NEW ENGLAND LITERARY NEWS | NINA MACLAUGHLIN
In his lifetime Bill Kennedy, a bricklayer by trade, survived a five-story fall off a coliseum in Iowa, train accidents while riding the rails, car crashes, Typhoid, Depression-era bankruptcy, blows to the melon as a boxer, and a stint as a soldier in war.
He also won the 1917 Boston Marathon two weeks after the United States entered World War I when the race was in its 20th year, a time when the idea of running 26 miles was, to most, an eccentricity bordering on insanity — if not dangerous. But he lived to tell the tale.
In his retirement, Kennedy took to the quieter pursuit of writing, producing a memoir about his bumpy, rollicking life. His great-nephew and great-grandnephew, both Boston natives, got a hold of the manuscript and used it to write a book about the man: “Bricklayer Bill: The Untold Story of the Workingman’s Boston Marathon’’ (University of Massachusetts) by University of Scranton history professor Lawrence Kennedy and his son, journalist Patrick Kennedy.
The biography offers a lively look at a restless man and a different time in sports, when athletic superstars were often amateurs and never multimillionaires. In an excerpt from Kennedy’s original manuscript, the champion reveals the secret of running, as offered to him by a coach in Chicago: When Kennedy asked whether he was “laying ‘em down all right,” the coach replied, “Never mind how you lay them down, keep picking them up.” Of course, he thought, they go down on their own.
“In New Bedford, actual cannibals stand chatting at street corners; savages outright; many of whom yet carry on their bones unholy flesh. It makes a stranger stare.” Such is Herman Melville’s description of New Bedford, and this coming weekend the whaling museum there hosts its 22nd annual “Moby-Dick” Marathon, a relay reading of Melville’s epic. This year’s event begins on Friday, Jan. 6, with a dinner and screening of the documentary “Call Us Ishmael’’ (tickets for the dinner are $50). On Saturday morning, there’s “Moby-Dick” trivia and a shortened marathon for kids with a reading of an abridged version. At noon begins the reading itself, and it continues all through the night. For the third year, there’s a mini-marathon in Portuguese; the Whaling Museum commissioned Portuguese playwright Tiago Patricio to translate an abridged version specifically for the event. Artist demonstrations, poster signings, breaks for chowder, and a special performance of chapter 40, “Midnight on the Fo’c’sle,” round out the day. Sunday continues with a robust breakfast and wraps up a little after midday.
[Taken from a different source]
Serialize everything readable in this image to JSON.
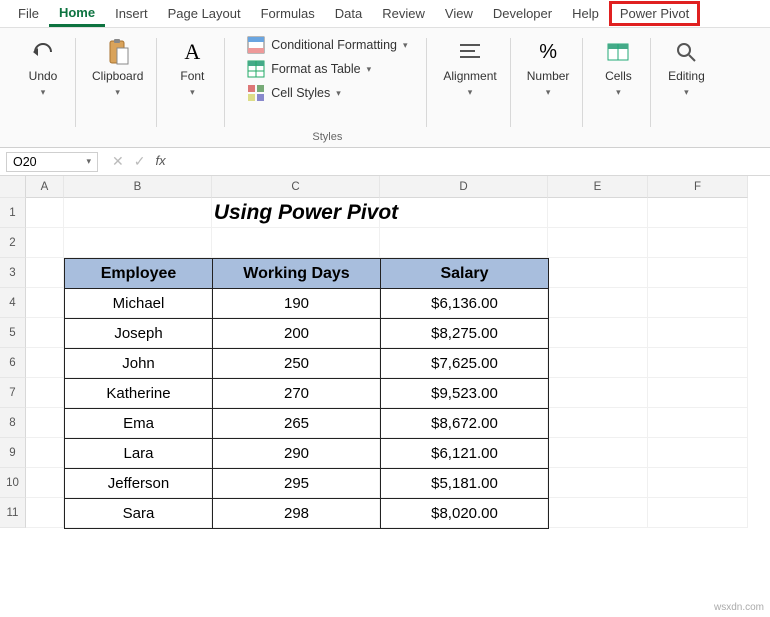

The event will be livestreamed online. For more information visit whalingmuseum.org.
James Patterson is ranked as the highest paid author in the world, pulling in an estimated $95 million a year, according to Forbes. For the past three years, he’s been awarding bonuses of $750-$1,250 to exceptional booksellers around the country (nominated by colleagues, managers, and regulars). A number of local booksellers were chosen this year. From Porter Square Books in Cambridge, bonuses went to: Josh Cook, Heather Goss, Kate Mikell, Gary Cowan, and Marika McCoola. From Harvard Book Store: Alan Hurley, Mark Lamphier, Rachel Betz Cass, and Sophie Bell. From Trident Booksellers: Clarissa Hadge and Max Clark. From Wellesley Books: Rachel Conrad and Rebecca Stimpson. As well as Kate Layte of Papercuts J.P., Alie Hess from Brookline Booksmith, Denise Evans from Pyramid Books in Salem, Janet Bibeau from Storybrook Cove in Hanover, Sara Hines from Eight Cousins in Falmouth, Sharon Decastro from Readmore Bookstore in Taunton, and Victoria Robers from the Andover Bookstore.
“Invictus’’by Natalie Eilbert (Noemi)
“Where the Dead Sit Talking’’by Brandon
“Self-Portrait with Boy’’by Rachel Lyon (Scribner)
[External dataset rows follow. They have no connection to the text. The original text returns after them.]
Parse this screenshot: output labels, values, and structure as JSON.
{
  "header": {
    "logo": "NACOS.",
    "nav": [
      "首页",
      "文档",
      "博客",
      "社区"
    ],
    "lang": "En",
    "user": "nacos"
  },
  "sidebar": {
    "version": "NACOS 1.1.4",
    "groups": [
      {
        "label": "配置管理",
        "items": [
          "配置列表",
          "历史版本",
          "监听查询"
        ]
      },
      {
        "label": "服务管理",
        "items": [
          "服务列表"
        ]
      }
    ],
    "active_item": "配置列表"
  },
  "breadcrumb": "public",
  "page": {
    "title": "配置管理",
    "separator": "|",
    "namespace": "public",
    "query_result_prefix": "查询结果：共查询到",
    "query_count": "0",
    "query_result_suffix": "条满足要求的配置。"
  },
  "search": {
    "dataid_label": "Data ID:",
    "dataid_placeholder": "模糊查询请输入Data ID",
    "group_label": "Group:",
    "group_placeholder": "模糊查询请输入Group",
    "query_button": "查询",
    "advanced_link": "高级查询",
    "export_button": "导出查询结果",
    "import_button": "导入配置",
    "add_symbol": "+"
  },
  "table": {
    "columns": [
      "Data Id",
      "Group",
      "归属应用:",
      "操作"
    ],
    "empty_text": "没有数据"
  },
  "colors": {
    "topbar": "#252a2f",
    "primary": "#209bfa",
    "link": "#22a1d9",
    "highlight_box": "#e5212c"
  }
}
Marika McCoola at Porter Square Books in Cambridge recommends“Echo after Echo’’by Amy Rose Capetta (Candlewick): “Zara is in NYC to star in a Greek tragedy as the tragic romantic lead opposite a heart-throb movie star. But as moves deeper into the world of the theater, Zara realizes she may drown in its madness. Add a murder, a forceful director, a girl who shines brighter than her lighting designs, and sentences so beautiful you’ll be dog-earring pages, and the result is nothing short of extraordinary.”